Ketika aku lulus SMP aku dititipkan di rumah mantan atasan ayahku, sebab keluargaku sudah tak mampu lagi membiayai sekolahku. Beliau seorang Kepala Biro PJKA. Semua kebutuhanku akan ditanggungnya. Aku sangat senang, apalagi aku disekolahkan di SMA paling favorit di Yogjakarta. Gedung sekolahnya megah, fasilitasnya lengkap dan sangat mendukung. Tidak seperti SMA di kampungku, gedung sekolahnya berdiri di tengah sawah, bersebelahan dengan kandang ayam dan bocor pula. Itu yang membuat aku merinding, aku tak bisa membayangkan setiap hari harus melewati kandang ayam itu.

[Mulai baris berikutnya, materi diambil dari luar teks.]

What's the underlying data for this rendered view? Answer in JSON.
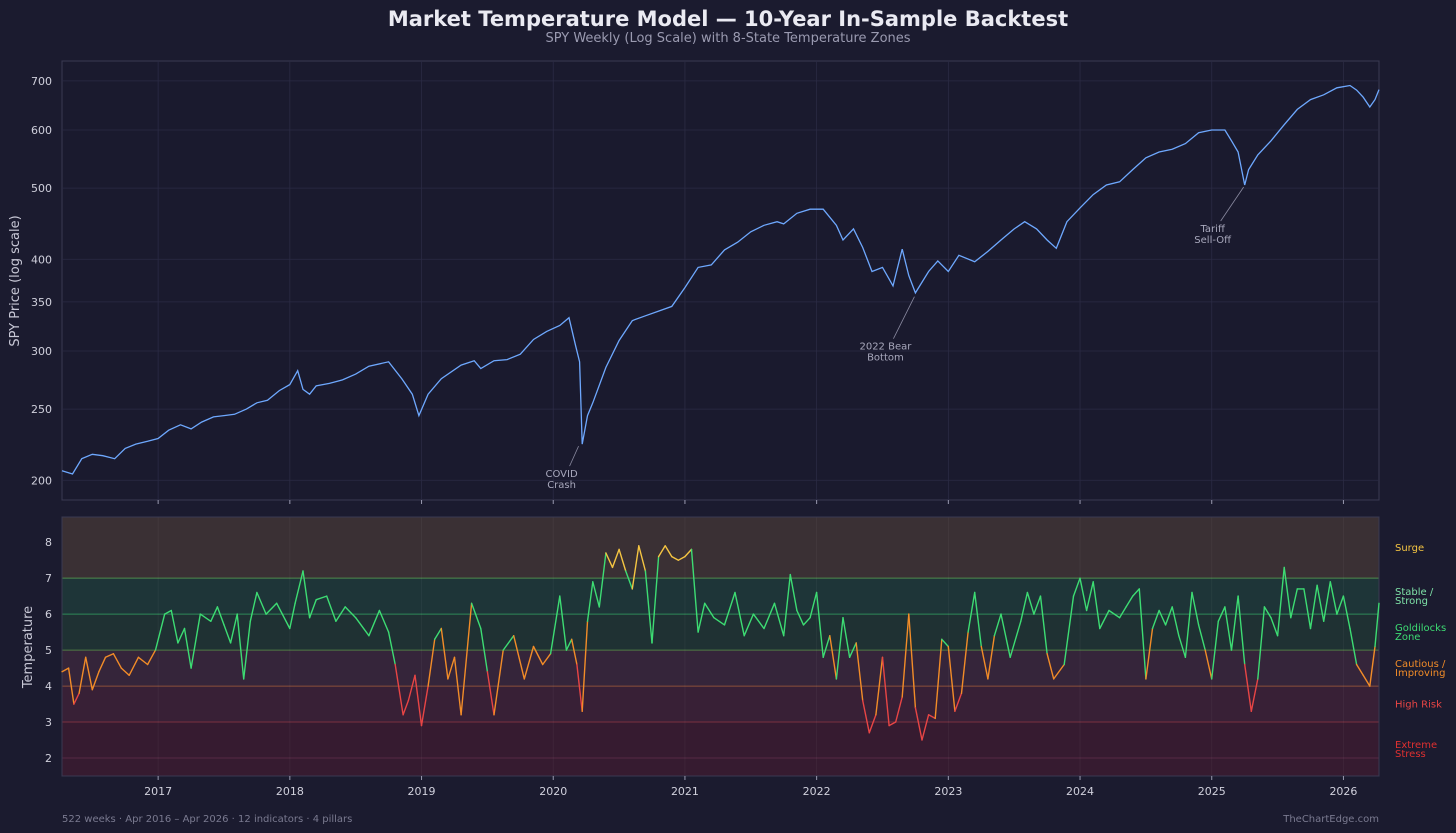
{
  "title": "Market Temperature Model — 10-Year In-Sample Backtest",
  "subtitle": "SPY Weekly (Log Scale) with 8-State Temperature Zones",
  "footer_left": "522 weeks · Apr 2016 – Apr 2026 · 12 indicators · 4 pillars",
  "footer_right": "TheChartEdge.com",
  "colors": {
    "background": "#1b1b2f",
    "panel": "#1a1a2e",
    "price_line": "#6ea8fe",
    "surge": "#f5c542",
    "green": "#3ddc73",
    "orange": "#f28c28",
    "red": "#e84545"
  },
  "chart_data": [
    {
      "type": "line",
      "ylabel": "SPY Price (log scale)",
      "yscale": "log",
      "ylim": [
        188,
        745
      ],
      "xlim": [
        2016.27,
        2026.27
      ],
      "yticks": [
        200,
        250,
        300,
        350,
        400,
        500,
        600,
        700
      ],
      "xticks": [
        2017,
        2018,
        2019,
        2020,
        2021,
        2022,
        2023,
        2024,
        2025,
        2026
      ],
      "grid": true,
      "series": [
        {
          "x": [
            2016.27,
            2016.35,
            2016.42,
            2016.5,
            2016.58,
            2016.67,
            2016.75,
            2016.83,
            2016.92,
            2017.0,
            2017.08,
            2017.17,
            2017.25,
            2017.33,
            2017.42,
            2017.5,
            2017.58,
            2017.67,
            2017.75,
            2017.83,
            2017.92,
            2018.0,
            2018.06,
            2018.1,
            2018.15,
            2018.2,
            2018.3,
            2018.4,
            2018.5,
            2018.6,
            2018.75,
            2018.85,
            2018.93,
            2018.98,
            2019.05,
            2019.15,
            2019.3,
            2019.4,
            2019.45,
            2019.55,
            2019.65,
            2019.75,
            2019.85,
            2019.95,
            2020.05,
            2020.12,
            2020.17,
            2020.2,
            2020.22,
            2020.26,
            2020.3,
            2020.4,
            2020.5,
            2020.6,
            2020.7,
            2020.8,
            2020.9,
            2021.0,
            2021.1,
            2021.2,
            2021.3,
            2021.4,
            2021.5,
            2021.6,
            2021.7,
            2021.75,
            2021.85,
            2021.95,
            2022.05,
            2022.15,
            2022.2,
            2022.28,
            2022.35,
            2022.42,
            2022.5,
            2022.58,
            2022.65,
            2022.7,
            2022.75,
            2022.85,
            2022.92,
            2023.0,
            2023.08,
            2023.2,
            2023.3,
            2023.4,
            2023.5,
            2023.58,
            2023.67,
            2023.75,
            2023.82,
            2023.9,
            2024.0,
            2024.1,
            2024.2,
            2024.3,
            2024.4,
            2024.5,
            2024.6,
            2024.7,
            2024.8,
            2024.9,
            2025.0,
            2025.1,
            2025.15,
            2025.2,
            2025.25,
            2025.28,
            2025.35,
            2025.45,
            2025.55,
            2025.65,
            2025.75,
            2025.85,
            2025.95,
            2026.05,
            2026.1,
            2026.15,
            2026.2,
            2026.24,
            2026.27
          ],
          "y": [
            206,
            204,
            214,
            217,
            216,
            214,
            221,
            224,
            226,
            228,
            234,
            238,
            235,
            240,
            244,
            245,
            246,
            250,
            255,
            257,
            265,
            270,
            282,
            266,
            262,
            269,
            271,
            274,
            279,
            286,
            290,
            275,
            262,
            245,
            262,
            275,
            287,
            291,
            284,
            291,
            292,
            297,
            311,
            319,
            325,
            333,
            305,
            290,
            224,
            245,
            255,
            285,
            310,
            330,
            335,
            340,
            345,
            366,
            390,
            393,
            412,
            422,
            436,
            445,
            450,
            447,
            462,
            468,
            468,
            445,
            425,
            440,
            415,
            385,
            390,
            368,
            413,
            380,
            360,
            385,
            398,
            385,
            405,
            397,
            410,
            425,
            440,
            450,
            440,
            425,
            414,
            450,
            470,
            490,
            505,
            510,
            530,
            550,
            560,
            565,
            575,
            595,
            600,
            600,
            580,
            560,
            505,
            530,
            555,
            580,
            610,
            640,
            660,
            670,
            685,
            690,
            680,
            665,
            645,
            660,
            681
          ]
        }
      ],
      "annotations": [
        {
          "lines": [
            "COVID",
            "Crash"
          ],
          "x": 2020.2,
          "y": 224
        },
        {
          "lines": [
            "2022 Bear",
            "Bottom"
          ],
          "x": 2022.75,
          "y": 358
        },
        {
          "lines": [
            "Tariff",
            "Sell-Off"
          ],
          "x": 2025.25,
          "y": 505
        }
      ]
    },
    {
      "type": "line",
      "ylabel": "Temperature",
      "ylim": [
        1.5,
        8.7
      ],
      "xlim": [
        2016.27,
        2026.27
      ],
      "yticks": [
        2,
        3,
        4,
        5,
        6,
        7,
        8
      ],
      "xticks": [
        2017,
        2018,
        2019,
        2020,
        2021,
        2022,
        2023,
        2024,
        2025,
        2026
      ],
      "grid": true,
      "zones": [
        {
          "label": "Surge",
          "from": 7,
          "to": 8.7,
          "color": "#f5c542"
        },
        {
          "label": "Stable / Strong",
          "from": 6,
          "to": 7,
          "color": "#7fe3a8"
        },
        {
          "label": "Goldilocks Zone",
          "from": 5,
          "to": 6,
          "color": "#3ddc73"
        },
        {
          "label": "Cautious / Improving",
          "from": 4,
          "to": 5,
          "color": "#f28c28"
        },
        {
          "label": "High Risk",
          "from": 3,
          "to": 4,
          "color": "#e84545"
        },
        {
          "label": "Extreme Stress",
          "from": 1.5,
          "to": 3,
          "color": "#e03030"
        }
      ],
      "series": [
        {
          "x": [
            2016.27,
            2016.32,
            2016.36,
            2016.4,
            2016.45,
            2016.5,
            2016.55,
            2016.6,
            2016.66,
            2016.72,
            2016.78,
            2016.85,
            2016.92,
            2016.98,
            2017.05,
            2017.1,
            2017.15,
            2017.2,
            2017.25,
            2017.32,
            2017.4,
            2017.45,
            2017.5,
            2017.55,
            2017.6,
            2017.65,
            2017.7,
            2017.75,
            2017.82,
            2017.9,
            2018.0,
            2018.04,
            2018.1,
            2018.15,
            2018.2,
            2018.28,
            2018.35,
            2018.42,
            2018.5,
            2018.6,
            2018.68,
            2018.75,
            2018.8,
            2018.86,
            2018.9,
            2018.95,
            2019.0,
            2019.05,
            2019.1,
            2019.15,
            2019.2,
            2019.25,
            2019.3,
            2019.38,
            2019.45,
            2019.5,
            2019.55,
            2019.62,
            2019.7,
            2019.78,
            2019.85,
            2019.92,
            2019.98,
            2020.05,
            2020.1,
            2020.14,
            2020.18,
            2020.22,
            2020.26,
            2020.3,
            2020.35,
            2020.4,
            2020.45,
            2020.5,
            2020.55,
            2020.6,
            2020.65,
            2020.7,
            2020.75,
            2020.8,
            2020.85,
            2020.9,
            2020.95,
            2021.0,
            2021.05,
            2021.1,
            2021.15,
            2021.22,
            2021.3,
            2021.38,
            2021.45,
            2021.52,
            2021.6,
            2021.68,
            2021.75,
            2021.8,
            2021.85,
            2021.9,
            2021.95,
            2022.0,
            2022.05,
            2022.1,
            2022.15,
            2022.2,
            2022.25,
            2022.3,
            2022.35,
            2022.4,
            2022.45,
            2022.5,
            2022.55,
            2022.6,
            2022.65,
            2022.7,
            2022.75,
            2022.8,
            2022.85,
            2022.9,
            2022.95,
            2023.0,
            2023.05,
            2023.1,
            2023.15,
            2023.2,
            2023.25,
            2023.3,
            2023.35,
            2023.4,
            2023.47,
            2023.55,
            2023.6,
            2023.65,
            2023.7,
            2023.75,
            2023.8,
            2023.88,
            2023.95,
            2024.0,
            2024.05,
            2024.1,
            2024.15,
            2024.22,
            2024.3,
            2024.35,
            2024.4,
            2024.45,
            2024.5,
            2024.55,
            2024.6,
            2024.65,
            2024.7,
            2024.75,
            2024.8,
            2024.85,
            2024.9,
            2024.95,
            2025.0,
            2025.05,
            2025.1,
            2025.15,
            2025.2,
            2025.25,
            2025.3,
            2025.35,
            2025.4,
            2025.45,
            2025.5,
            2025.55,
            2025.6,
            2025.65,
            2025.7,
            2025.75,
            2025.8,
            2025.85,
            2025.9,
            2025.95,
            2026.0,
            2026.05,
            2026.1,
            2026.15,
            2026.2,
            2026.24,
            2026.27
          ],
          "y": [
            4.4,
            4.5,
            3.5,
            3.8,
            4.8,
            3.9,
            4.4,
            4.8,
            4.9,
            4.5,
            4.3,
            4.8,
            4.6,
            5.0,
            6.0,
            6.1,
            5.2,
            5.6,
            4.5,
            6.0,
            5.8,
            6.2,
            5.7,
            5.2,
            6.0,
            4.2,
            5.8,
            6.6,
            6.0,
            6.3,
            5.6,
            6.3,
            7.2,
            5.9,
            6.4,
            6.5,
            5.8,
            6.2,
            5.9,
            5.4,
            6.1,
            5.5,
            4.6,
            3.2,
            3.6,
            4.3,
            2.9,
            4.0,
            5.3,
            5.6,
            4.2,
            4.8,
            3.2,
            6.3,
            5.6,
            4.4,
            3.2,
            5.0,
            5.4,
            4.2,
            5.1,
            4.6,
            4.9,
            6.5,
            5.0,
            5.3,
            4.6,
            3.3,
            5.8,
            6.9,
            6.2,
            7.7,
            7.3,
            7.8,
            7.2,
            6.7,
            7.9,
            7.2,
            5.2,
            7.6,
            7.9,
            7.6,
            7.5,
            7.6,
            7.8,
            5.5,
            6.3,
            5.9,
            5.7,
            6.6,
            5.4,
            6.0,
            5.6,
            6.3,
            5.4,
            7.1,
            6.1,
            5.7,
            5.9,
            6.6,
            4.8,
            5.4,
            4.2,
            5.9,
            4.8,
            5.2,
            3.6,
            2.7,
            3.2,
            4.8,
            2.9,
            3.0,
            3.7,
            6.0,
            3.4,
            2.5,
            3.2,
            3.1,
            5.3,
            5.1,
            3.3,
            3.8,
            5.5,
            6.6,
            5.1,
            4.2,
            5.4,
            6.0,
            4.8,
            5.8,
            6.6,
            6.0,
            6.5,
            4.9,
            4.2,
            4.6,
            6.5,
            7.0,
            6.1,
            6.9,
            5.6,
            6.1,
            5.9,
            6.2,
            6.5,
            6.7,
            4.2,
            5.6,
            6.1,
            5.7,
            6.2,
            5.4,
            4.8,
            6.6,
            5.7,
            5.0,
            4.2,
            5.8,
            6.2,
            5.0,
            6.5,
            4.6,
            3.3,
            4.2,
            6.2,
            5.9,
            5.4,
            7.3,
            5.9,
            6.7,
            6.7,
            5.6,
            6.8,
            5.8,
            6.9,
            6.0,
            6.5,
            5.6,
            4.6,
            4.3,
            4.0,
            5.1,
            6.3
          ]
        }
      ]
    }
  ]
}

Kutatap wajah ibuku, kakak dan adik-adikku, sebentar lagi aku akan pergi meninggalkan mereka. Mereka menangis sedih, sesenggrukan seperti orang yang akan ditinggal mati.
"Apa kalian menangisi kepergianku?" tanyaku curiga. Satu-persatu mereka menjawab.
"Mbak bingung, bak mandi kosong siapa nanti yang ngisi?"
"Genteng bocor, siapa yang membetulkan?" "Yang bisa disuruh beli terasi! Dan...!"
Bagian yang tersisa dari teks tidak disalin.